Иван Васильевич наблюдал, как, вздымая пыль, тянут за собой метлами по дороге Малютихины сотоварищи — Васька Грязный да Петька Заяц — свежесрубленные молодые березки. Заставу будут ставить на пути, — усмехнулся Иван Васильевич, — думают, много им подадут. А торбу-то какую прихватили? Знать, прибытка большого ждут? Вот они — дураки наши, без пастуха бродят. Пьем, мол, да людей бьем: знай наших, поминай своих! Иван Васильевич прищурился, разглядывая, кто там еще увязался за Малютихой? Вот ведь неймется! Сколько ж времени пройдет, пока жених за молодухой съездит, пока распишутся они, да повенчаются? Это ж только на обратном пути свадебный поезд у заставы тормозить будут да выкуп брать за проезд? Ну, да — полдня пройдет. Погодь, — Иван Васильевич растерянно почесал затылок, — а как же мне-то выбираться? Ведь заметят, шельмецы, на смех поднимут. Вот, дескать, старый дед, умом рехнулся, в кусты запихнулся? От вас, де, старых дураков, молодым житья нет? Так что ж, выходит, я кругом дурак? Нет, — зарекся он, — буду сидеть, пока не отойдут куда. На смех выставляться — тут уж, выкусите!
Молодежь у дома Касмановых резвилась. Кто-то репетировал будущее застолье и зычно выкрикивал:
— Горько! Горько!
Как-то там мои? — подумал Иван Васильевич.
— Олька! — у кустов, прямо под его носом, остановился ребетенок и восторженно заблажил: — Олька! Олька!
Это "горько" значит по евоному, — сообразил Иван Васильевич. Он чуть тряхнул ветками и глухо заворчал медведем. Сквозь зеленое решето листвы видел, как ребенок разом застыл, насторожился, и вдруг, взвизгнув, замельтешил пятками по дороге.
— Медведя! Медведя!
Хоть это-то умеет сказать, — удовлетворенно перевел дух Иван Васильевич, — а то заладил свое "олька".
Он попытался представить, как выглядят сейчас его внуки, которых три года уж не видел. Двое их у сына Федора — Боря и Вася. Поди, школу закончили? Заныло сердце: забыли совсем. Неужели не тянет к родному дому, к колыбели своей?
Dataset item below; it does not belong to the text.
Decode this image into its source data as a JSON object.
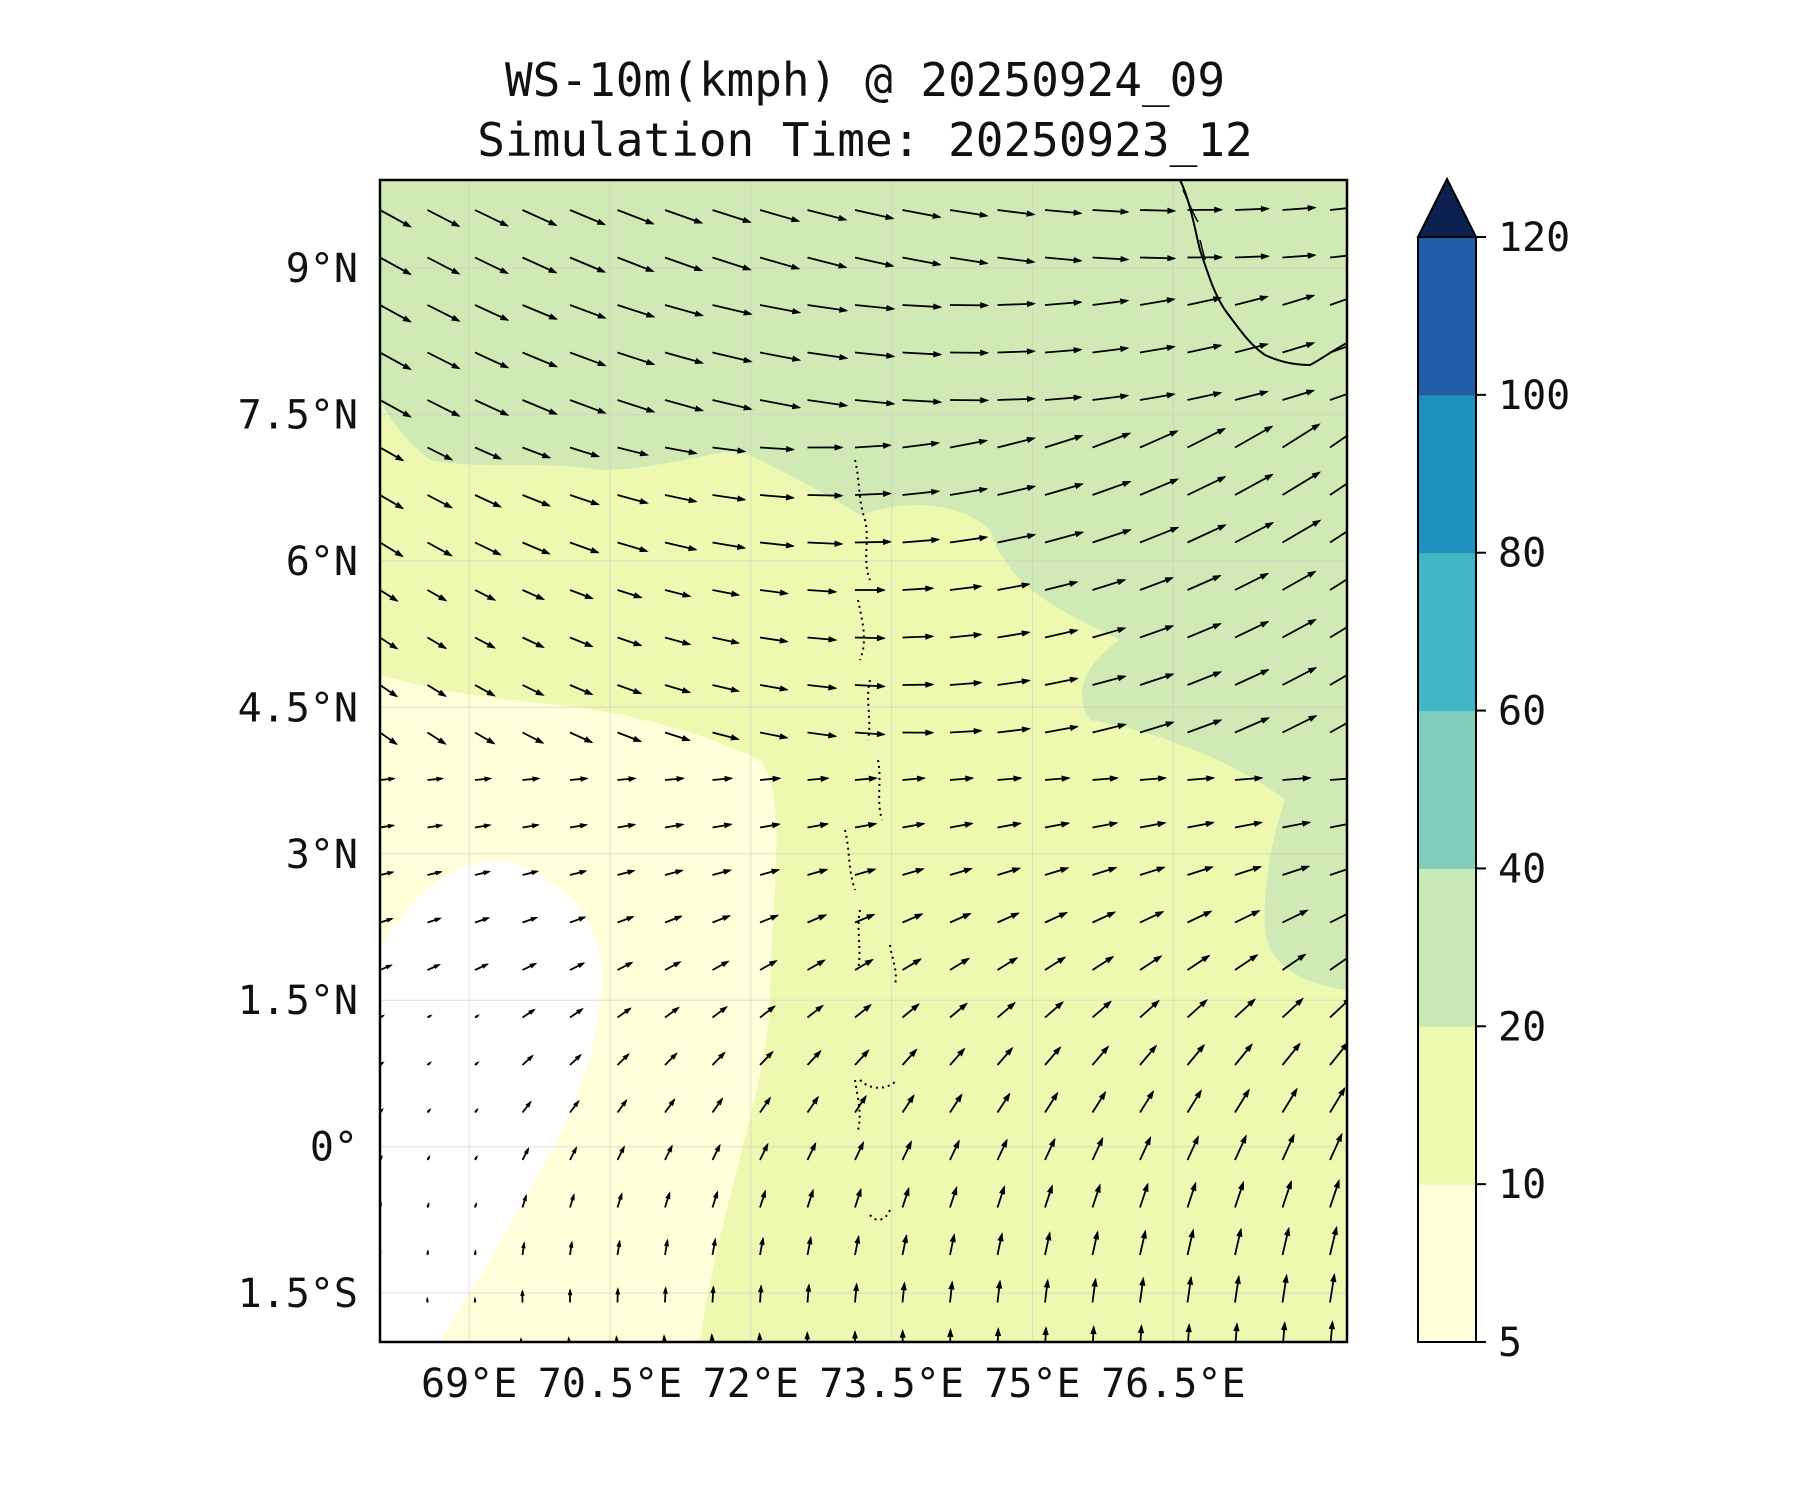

Федька ведь вырос здесь, и после армии четыре года отжил, а как уехал к шуринам, Даниле и Никите, в Тулу, на завод оружейный — большими заработками поманился — год от года все реже и реже нос казать стал. Теперь уж и вовсе позабыл родимую сторону. Федька-то ладно — он уж сам мужик немолодой, а вот внучат хотелось бы повидать. Как бабка померла, так отрезало их совсем от деда. Иван Васильевич вспомнил, как посмеивалась поначалу Анастасия Романовна над сынком, ставшем в одночасье туляком:
— Туляне за семь верст комара искали, а комар на носу.
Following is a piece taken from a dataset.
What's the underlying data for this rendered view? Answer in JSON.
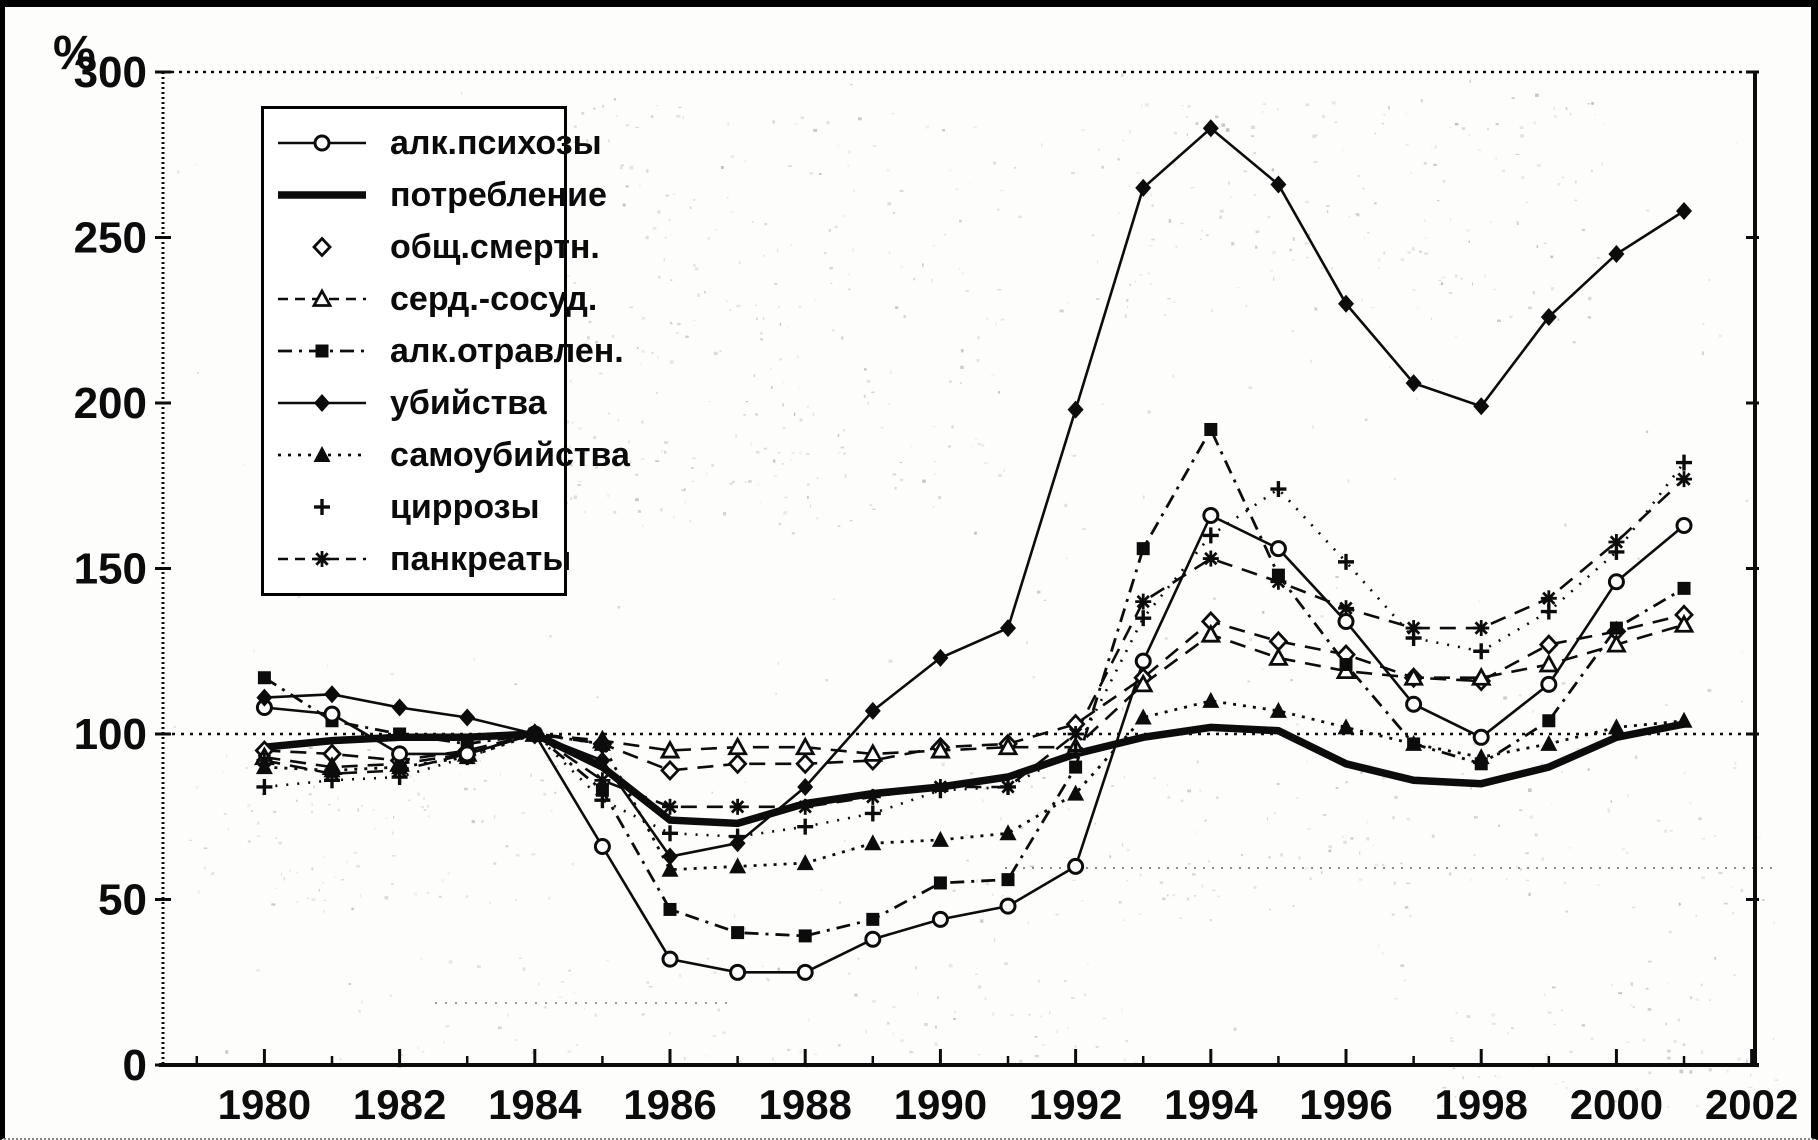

— А вы, псковичи, — небо кольями подпирали, — отбояривался тот, — и вообще, вы — капустники, мякинники и ершееды.
— А вы — самоварники, — смеялась Анастасия Романовна.
— Вот, гляди, не буду приезжать, — кипятился Федор.
— Без корня и полынь не растет, — улыбалась Анастасия Романовна, но тут лицо ее строжало, и она уж с серьезными нотками в голосе добавляла: — Глупа та птица, которой гнездо свое немило.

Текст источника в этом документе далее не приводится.